Watched Jesus Camp on Easter, which is a documentary about an Evangelical children’s camp in North Dakota-something I could really relate to! A few of the comments made by the pastors really stood out, and reminded me of why I parted from their radical beliefs (quoted are my paraphrases):
‘Our message is what draws children-that somebody loves them, that they have a purpose in life and were created to be special, while the secular world is telling them they are just like the animals and don’t have a profound purpose.’
43 percent of Evangelicals accepted Jesus by age 13
‘Democracy is the best system man has made on this earth, but God’s plan is supreme. The problem with democracy is that everyone has equal freedom.’

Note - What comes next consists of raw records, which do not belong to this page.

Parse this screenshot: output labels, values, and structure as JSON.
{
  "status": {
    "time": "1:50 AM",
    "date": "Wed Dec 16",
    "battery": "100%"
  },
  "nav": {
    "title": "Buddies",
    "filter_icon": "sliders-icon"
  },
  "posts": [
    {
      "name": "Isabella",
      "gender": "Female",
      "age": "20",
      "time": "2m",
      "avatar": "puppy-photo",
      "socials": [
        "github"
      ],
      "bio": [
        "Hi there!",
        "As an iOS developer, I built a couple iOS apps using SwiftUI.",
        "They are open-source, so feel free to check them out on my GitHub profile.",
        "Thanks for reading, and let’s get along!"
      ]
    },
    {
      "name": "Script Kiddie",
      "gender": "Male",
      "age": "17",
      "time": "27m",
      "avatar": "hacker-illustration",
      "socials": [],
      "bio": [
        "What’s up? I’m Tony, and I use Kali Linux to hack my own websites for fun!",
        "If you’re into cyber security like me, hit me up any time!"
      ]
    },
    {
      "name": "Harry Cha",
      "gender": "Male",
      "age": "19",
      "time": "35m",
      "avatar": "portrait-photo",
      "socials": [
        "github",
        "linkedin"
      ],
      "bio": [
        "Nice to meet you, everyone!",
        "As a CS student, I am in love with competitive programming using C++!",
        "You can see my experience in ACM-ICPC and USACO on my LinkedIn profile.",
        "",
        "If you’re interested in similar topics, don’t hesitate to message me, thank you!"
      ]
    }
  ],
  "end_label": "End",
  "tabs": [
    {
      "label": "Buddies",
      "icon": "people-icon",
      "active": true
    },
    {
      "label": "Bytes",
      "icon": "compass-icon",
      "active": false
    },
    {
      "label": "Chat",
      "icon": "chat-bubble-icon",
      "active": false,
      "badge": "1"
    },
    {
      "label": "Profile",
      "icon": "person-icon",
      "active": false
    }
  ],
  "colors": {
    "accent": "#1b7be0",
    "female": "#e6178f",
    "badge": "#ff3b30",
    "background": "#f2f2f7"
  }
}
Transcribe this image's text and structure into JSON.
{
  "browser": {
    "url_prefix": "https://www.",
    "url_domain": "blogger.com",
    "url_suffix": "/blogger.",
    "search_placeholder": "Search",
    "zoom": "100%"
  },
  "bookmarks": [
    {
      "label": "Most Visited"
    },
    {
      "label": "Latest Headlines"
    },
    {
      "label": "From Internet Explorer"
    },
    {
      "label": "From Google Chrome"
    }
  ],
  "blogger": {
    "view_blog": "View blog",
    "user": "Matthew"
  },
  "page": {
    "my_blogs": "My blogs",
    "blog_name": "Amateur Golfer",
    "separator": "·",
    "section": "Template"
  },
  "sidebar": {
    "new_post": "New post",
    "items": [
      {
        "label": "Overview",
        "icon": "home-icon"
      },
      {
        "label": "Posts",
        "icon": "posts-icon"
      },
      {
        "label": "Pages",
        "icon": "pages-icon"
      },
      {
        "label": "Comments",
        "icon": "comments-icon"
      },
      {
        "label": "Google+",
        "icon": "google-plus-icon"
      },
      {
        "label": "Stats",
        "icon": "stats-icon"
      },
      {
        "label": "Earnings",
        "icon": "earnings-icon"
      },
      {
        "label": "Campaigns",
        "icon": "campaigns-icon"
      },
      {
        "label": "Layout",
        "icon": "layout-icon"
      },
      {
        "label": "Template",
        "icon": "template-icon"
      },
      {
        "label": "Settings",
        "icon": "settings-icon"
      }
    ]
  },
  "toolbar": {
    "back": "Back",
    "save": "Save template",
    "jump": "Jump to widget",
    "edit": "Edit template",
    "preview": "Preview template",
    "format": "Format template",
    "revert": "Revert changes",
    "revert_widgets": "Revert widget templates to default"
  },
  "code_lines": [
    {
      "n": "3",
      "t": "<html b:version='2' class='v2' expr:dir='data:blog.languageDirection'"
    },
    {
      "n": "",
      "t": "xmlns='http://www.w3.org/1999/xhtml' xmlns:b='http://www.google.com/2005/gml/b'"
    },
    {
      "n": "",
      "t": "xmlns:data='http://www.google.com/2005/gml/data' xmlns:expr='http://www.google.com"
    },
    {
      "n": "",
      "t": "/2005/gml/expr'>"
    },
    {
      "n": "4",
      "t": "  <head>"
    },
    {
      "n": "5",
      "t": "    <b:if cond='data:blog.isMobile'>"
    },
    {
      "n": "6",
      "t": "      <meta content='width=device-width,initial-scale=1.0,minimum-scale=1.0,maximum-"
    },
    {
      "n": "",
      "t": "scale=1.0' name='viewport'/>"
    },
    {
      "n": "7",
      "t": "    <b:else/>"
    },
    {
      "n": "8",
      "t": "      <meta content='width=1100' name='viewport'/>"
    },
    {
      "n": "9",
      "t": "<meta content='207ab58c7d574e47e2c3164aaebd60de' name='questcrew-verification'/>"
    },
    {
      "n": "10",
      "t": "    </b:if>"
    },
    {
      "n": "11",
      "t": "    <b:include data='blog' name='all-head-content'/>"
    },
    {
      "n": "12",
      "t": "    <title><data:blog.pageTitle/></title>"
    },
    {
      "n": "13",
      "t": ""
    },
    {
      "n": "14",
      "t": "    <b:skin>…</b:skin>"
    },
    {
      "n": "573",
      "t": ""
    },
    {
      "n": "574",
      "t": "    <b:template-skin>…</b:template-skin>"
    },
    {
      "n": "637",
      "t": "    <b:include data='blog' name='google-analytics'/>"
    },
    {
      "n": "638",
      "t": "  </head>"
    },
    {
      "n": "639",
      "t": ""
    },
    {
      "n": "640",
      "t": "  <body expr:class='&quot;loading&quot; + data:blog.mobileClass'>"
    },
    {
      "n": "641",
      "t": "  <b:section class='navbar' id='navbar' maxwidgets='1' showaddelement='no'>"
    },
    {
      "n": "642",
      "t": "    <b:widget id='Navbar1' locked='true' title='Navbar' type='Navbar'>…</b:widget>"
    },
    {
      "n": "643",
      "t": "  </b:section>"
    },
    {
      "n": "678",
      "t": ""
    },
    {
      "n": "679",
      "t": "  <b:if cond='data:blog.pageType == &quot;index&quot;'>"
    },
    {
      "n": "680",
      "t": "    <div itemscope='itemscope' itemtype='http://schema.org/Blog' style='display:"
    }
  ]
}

The thing that scares me about Evangelicals is the fundamental belief that the ultimate goal is a Christian world where everyone worships the one true God. There can be no separation of church and state with that belief, hence Evangelical Christianity is at odds with the core belief our fragile nation was founded upon. Right-wing Christian politicians know that it is fashionable right now to tell the voters that they can’t separate their religious beliefs from their political decisions. Just the other day the Arkansas governor running for presidential nomination said just that. On one side, I admired his honesty, but on the other side, it worried me because I know it means that this person is committed to changing this country into a church-state where the bible, at least the new testament, reigns supreme. And anyone with an offbeat sexual orientation or desire to limit the human ‘right’ or should I say ‘duty’ to reproduce will be silenced and trampled on by the hordes of brainwashed Fundamentalists who are drawn like a child to the promise of being more special than they really are. Religion is vanity. And pride cometh before a you-know-what.